J’aimerais bien être un hippie qui accepte que la coloc se fasse ramoner sur la table durant le déjeuner, mais je n’y arrive juste pas. Je deviens une espèce de nonne de 78 ans (mais qui entend encore très bien).

C’est tellement un manque de respect total. Qu’est-ce que je suis sensé faire? Me réfugier avec mes Frosted Flakes dans le fond de ma chambre avec des gros écouteurs? Nonon. Si je vais dans ma chambre, c’est pour bricoler une poupée Voodoo et te rentrer des aiguilles dans le rectum. Juste le temps que tu sortes et que je puisse t’annoncer de faire tes boites.

Anal, je vous dis.

Un bon coloc devrait toujours être de ton bord pour t’aider à closer tes prospects, et en échange, tu tiens ça raisonnable en fin de veillée quand l’autre est présent. C’est dans le code!

Je supporte beaucoup mieux quand ce sont les voisins qui font leur show. On n’habite pas la même place. Je ne me sens pas de trop.  À moins qu’ils soient vraiment intenses chaque soir au point de m’empêcher de dormir, je n’ai pas trop de problèmes.

Par chance, mes voisins sont tranquilles. Et on comprend pourquoi en voyant la face de ma voisine. (Non, ce n’est pas Marie-Élaine Thibert. T’es vraiment mean d’avoir pensé ça.)

Il y a une certaine réciprocité à tout ça puisque je suis le premier à me tenir tranquille quand je suis le coloc qui fourre. En fait, ma vie sexuelle chute dramatiquement quand j’habite en colocation. C’est pour ça que j’habite seul autant que possible. Un gars a besoin de respirer.

Je suis beaucoup trop self-conscious sur le bruit, mais ça peut quand même être excitant. Empêcher une fille de crier est bandant en soi. Baiser une fille qui fait des efforts pour se retenir autant que possible (sans trop de succès), baiser une fille qui prend ta main pour la mettre sur sa bouche… Ça drive son homme!

Ça donne le goût d’y aller encore plus fort. En fait, je suis anal sur le bruit, sauf quand je ne le suis plus. J’ai un calepin où je note les filles qui arrivent à effacer cette partie-là de ma personnalité.

Si j’accepte qu’une fille crie fort au point de déranger les voisins, c’est que je suis crissement turned on. Et quand c’est moi qui s’en mêle, c’est qu’il se passe vraiment quelque chose. Je n’en suis pas fier, mais quand le feeling est sournois et me surprend un peu, il m’arrive de faire plus de bruit que j’aimerais l’admettre.
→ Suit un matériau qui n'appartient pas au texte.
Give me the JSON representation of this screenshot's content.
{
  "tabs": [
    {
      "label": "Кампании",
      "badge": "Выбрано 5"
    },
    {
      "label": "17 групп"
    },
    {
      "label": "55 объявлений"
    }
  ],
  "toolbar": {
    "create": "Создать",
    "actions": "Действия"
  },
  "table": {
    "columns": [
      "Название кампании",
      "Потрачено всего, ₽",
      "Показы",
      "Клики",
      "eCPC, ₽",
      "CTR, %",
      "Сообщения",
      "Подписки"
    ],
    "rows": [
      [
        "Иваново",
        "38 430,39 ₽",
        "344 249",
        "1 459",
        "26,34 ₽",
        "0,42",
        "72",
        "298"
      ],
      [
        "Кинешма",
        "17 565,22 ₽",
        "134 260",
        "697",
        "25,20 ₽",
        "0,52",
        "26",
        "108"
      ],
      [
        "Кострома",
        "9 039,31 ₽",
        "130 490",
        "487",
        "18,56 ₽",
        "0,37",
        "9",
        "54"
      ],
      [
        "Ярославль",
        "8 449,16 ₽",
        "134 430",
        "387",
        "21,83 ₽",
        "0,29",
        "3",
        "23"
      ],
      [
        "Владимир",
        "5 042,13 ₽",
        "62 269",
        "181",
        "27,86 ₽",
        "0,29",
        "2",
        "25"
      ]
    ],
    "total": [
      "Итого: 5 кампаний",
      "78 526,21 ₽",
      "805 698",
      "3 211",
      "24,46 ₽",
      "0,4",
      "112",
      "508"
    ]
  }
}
Ça doit être mon 25% de sang italien.

Mais je trouve ça génial. J’adore quand les trucs changent durant le sexe. Le moment où t’acceptes ce que tu n’acceptais pas quelques instants auparavant. Où tu te permets des trucs que tu ne te permettais pas. Tout change le temps de quelques coups de bassin.

Il y a plein de façons de signifier l’intensité du moment. Tu peux serrer l’autre très fort ou prendre une mordée quelque part. Crier n’est pas la seule façon d’exprimer qu’on est content d’être là. Mais ç’en est une méchante bonne.

(Et si ton voisin est pour venir t’engueuler, aussi bien l’accueillir d’un sourire contenté.)